I.C. § 1-212 provides that “[t]he inherent power of the Supreme Court to make rules governing procedure in all the courts of Idaho is hereby recognized and confirmed.” This statute dates from 1941, long after the 1864 statutes at issue here. Pursuant to its inherent rule-making authority, this Court adopted the Idaho Criminal Rules, including Rule 41, which became effective July 1,1980. Rule 41 specifically addresses the issuance of search warrants by a district judge or a magistrate. Although Rule 41(e) contains a detailed description of the circumstances under which a judge or magistrate may “issue” a warrant, and an extensive description of the contents of a warrant, nothing in Rule 41 requires that the warrant issue only upon the signature of a judge or magistrate. Given the detailed nature of the rule, and the fact that the 1864 statutes had long been in existence at the time of the Rule’s adoption, I believe that the omission of any specific signature requirement means that a warrant is valid under the Rules of this Court even without the signature of a judge or magistrate, so long as the other requirements for issuance of a search warrant are met, as they are in this case.

In an earlier case in which a statutory provision was deemed to conflict with Rule 41(c), State v. Yoder, 96 Idaho 651, 534 P.2d 771 (1975), this Court stated that because the rule was in full force and effect at all relevant times, the statute in question, I.C. § 19-4404, which required examination of the complainant and any witnesses by the magistrate before issuance of a search warrant, was of no further force and effect. Id. at 654, 534 P.2d at 774. See also, State v. Maxey, 125 Idaho 505, 508, 873 P.2d 150, 153 (1994); State v. Harbaugh, 123 Idaho 835, 837 n. 3, 853 P.2d 580, 582 n. 3 (1993); State v. Cur*877rington, 108 Idaho 539, 540-41, 700 P.2d 942, 943-44 (1985). The Court’s analysis here should be guided by these earlier cases. The statutory requirement of a signature is procedural and not substantive, and therefore the Court’s own Rule should take precedence over a conflicting statute.

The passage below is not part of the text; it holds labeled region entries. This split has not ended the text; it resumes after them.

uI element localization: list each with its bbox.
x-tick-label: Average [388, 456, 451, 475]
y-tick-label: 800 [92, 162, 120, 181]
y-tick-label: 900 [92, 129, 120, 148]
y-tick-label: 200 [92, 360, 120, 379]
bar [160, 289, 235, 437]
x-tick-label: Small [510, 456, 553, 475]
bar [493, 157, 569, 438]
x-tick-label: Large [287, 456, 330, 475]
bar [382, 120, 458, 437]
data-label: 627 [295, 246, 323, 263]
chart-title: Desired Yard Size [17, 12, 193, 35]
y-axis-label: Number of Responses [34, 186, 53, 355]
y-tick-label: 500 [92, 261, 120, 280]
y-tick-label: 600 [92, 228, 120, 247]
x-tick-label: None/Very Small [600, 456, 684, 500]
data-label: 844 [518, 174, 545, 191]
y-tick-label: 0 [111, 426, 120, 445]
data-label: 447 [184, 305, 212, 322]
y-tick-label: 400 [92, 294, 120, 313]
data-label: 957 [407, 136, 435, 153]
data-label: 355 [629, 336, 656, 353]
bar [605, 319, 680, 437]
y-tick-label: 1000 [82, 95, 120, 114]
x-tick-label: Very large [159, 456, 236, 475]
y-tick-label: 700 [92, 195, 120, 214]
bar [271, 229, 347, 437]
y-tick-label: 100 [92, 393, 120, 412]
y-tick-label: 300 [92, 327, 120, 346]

The Court’s opinion here states that Idaho Code §§ 19-4401,19-4406, and 19-4407 “create a substantive right in a citizen to refuse to permit a search pursuant to an unsigned warrant.” (italics added). I believe this statement is dicta because all the Court is called upon to decide is whether the lack of a magistrate’s signature invalidates a search warrant. The issue whether a citizen could lawfully resist police efforts to execute a search pursuant to an unsigned warrant, although one supported by a probable cause finding, is not before the Court. The Court’s statement could be construed to encourage confrontations between citizens and the police when searches are being initiated. Legal avenues are available to citizens to challenge an allegedly invalid warrant: a suppression motion, a post-conviction relief proceeding, or a civil action for damages under 42 U.S.C. § 1983 or the Idaho Tort Claims Act. In such court proceedings a full factual record can be developed regarding whether the issuance of the warrant was supported by probable cause. Exactly such proceedings occurred here in the context of the post-conviction relief proceeding, in which the magistrate testified under oath that he had determined the facts supported a finding of probable cause for the issuance of the search warrant here.

My dissent is also based upon what I perceive as an unnecessary application of the exclusionary rule. For the reasons stated by Justice Schroeder in Part II of his dissent, infra, I would hold that the exclusionary rule should not be applied in this case.

For all the foregoing reasons, I would affirm the district court’s decision that the lack of signature did not invalidate the search warrant.